When Amazon first announced its search for a second headquarters last year, the company kicked off an unusually open public bidding process. Cities large and small made their offers, as 238 placed their bids. But as the bidding moved to a narrower list of 20 finalists in January, the company insisted on secrecy. Cities were required to sign nondisclosure agreements and often declined to even acknowledge those agreements existed.

“What have I been told? Absolutely nothing.”

The subsidies reform group Good Jobs First, which tracks similar deals around the country, described the move as a “veer to secrecy,” one that placed a veil over negotiations for the rest of the year, as concerned citizens questioned what their leaders might be giving away.

The secrecy sometimes proved almost comical. “What have I been told?” one member of the Indianapolis City-County Council told The New York Times in August. “Absolutely nothing.” The member told the Times that the public might only find out what the city bid if it won and needs to pass the promised incentives.

The incentive for a company like Amazon to keep its dealings private is clear: if cities don’t know what others are bidding, they’ll be unable to effectively coordinate. The prisoner’s dilemma-like situation gives Amazon an enormous negotiating edge, says Greg Leroy, executive director of Good Jobs First.

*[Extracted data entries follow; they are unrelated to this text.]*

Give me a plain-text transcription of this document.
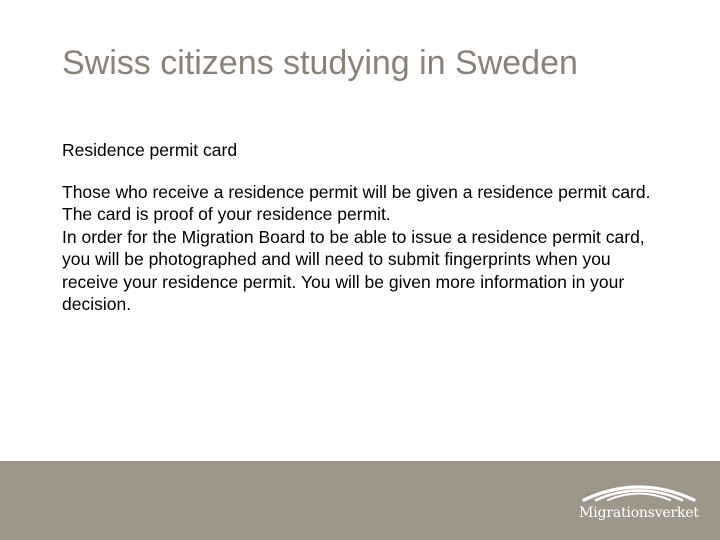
Swiss citizens studying in Sweden

Residence permit card

Those who receive a residence permit will be given a residence permit card. The card is proof of your residence permit.

In order for the Migration Board to be able to issue a residence permit card, you will be photographed and will need to submit fingerprints when you receive your residence permit. You will be given more information in your decision.

Migrationsverket
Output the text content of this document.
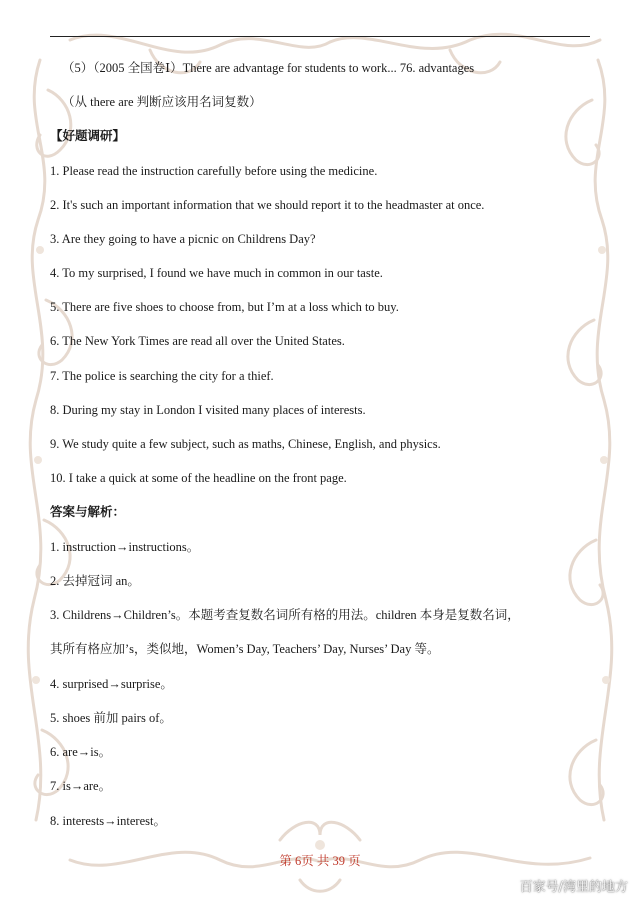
（5）（2005 全国卷Ⅰ）There are advantage for students to work... 76. advantages
（从 there are 判断应该用名词复数）
【好题调研】
1. Please read the instruction carefully before using the medicine.
2. It's such an important information that we should report it to the headmaster at once.
3. Are they going to have a picnic on Childrens Day?
4. To my surprised, I found we have much in common in our taste.
5. There are five shoes to choose from, but I’m at a loss which to buy.
6. The New York Times are read all over the United States.
7. The police is searching the city for a thief.
8. During my stay in London I visited many places of interests.
9. We study quite a few subject, such as maths, Chinese, English, and physics.
10. I take a quick at some of the headline on the front page.
答案与解析：
1. instruction→instructions。
2. 去掉冠词 an。
3. Childrens→Children’s。本题考查复数名词所有格的用法。children 本身是复数名词，
其所有格应加’s，类似地，Women’s Day, Teachers’ Day, Nurses’ Day 等。
4. surprised→surprise。
5. shoes 前加 pairs of。
6. are→is。
7. is→are。
8. interests→interest。
第 6页 共 39 页
百家号/湾里的地方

Amazon is hardly alone in using the strategy. Any time a company promises to bring jobs to a new spot, the search is predictably hushed. “When companies conduct site location searches, it’s almost always a secret affair,” Leroy says. Still, Amazon conducted a nationwide search with a massive amount of press attention, and critics have wondered whether the smaller cities had any chance at all. By contrast, a much quieter Google expansion in New York could add as many as 12,000 jobs on a similar timescale.

“We are witness to a cynical game.”

Ultimately, Amazon chose two major centers of national power for its headquarters, saying that it needed a broader pool of tech talent. The decision has led some critics of the company to wonder what the point of the massive search was in the first place. “Washington and New York were probably foregone conclusions when this started,” says Stacy Mitchell, co-director of the Institute for Local Self-Reliance.

The broad, secret search, she and other critics have argued, gave Amazon leverage to extract further benefits from areas it may have already settled on. “Citizens were in the dark about what was being offered to Amazon and certainly had no say over how their dollars were potentially going to be spent,” she says.

While some politicians have praised the deal — New York Gov. Andrew Cuomo questioned whether he needed to change his name to Amazon Cuomo to entice the online retail giant — there are already signs of resistance, showing how a now-publicized offer is leading to pushback.

In a statement issued after the announcement, a New York state senator, Michael Gianaris, and city council member, Jimmy Van Bramer, said the deal was “unfathomable.”

“We are witness to a cynical game in which Amazon duped New York into offering unprecedented amounts of tax dollars to one of the wealthiest companies on Earth for a promise of jobs that would represent less than 3% of the jobs typically created in our city over a 10 year period,” they said in a statement.

Newly elected congressional representative Alexandria Ocasio-Cortez said on Twitter ahead of the announcement that her office had “been getting calls and outreach from Queens residents all day about this.”

“The community’s response?” she wrote. “Outrage.”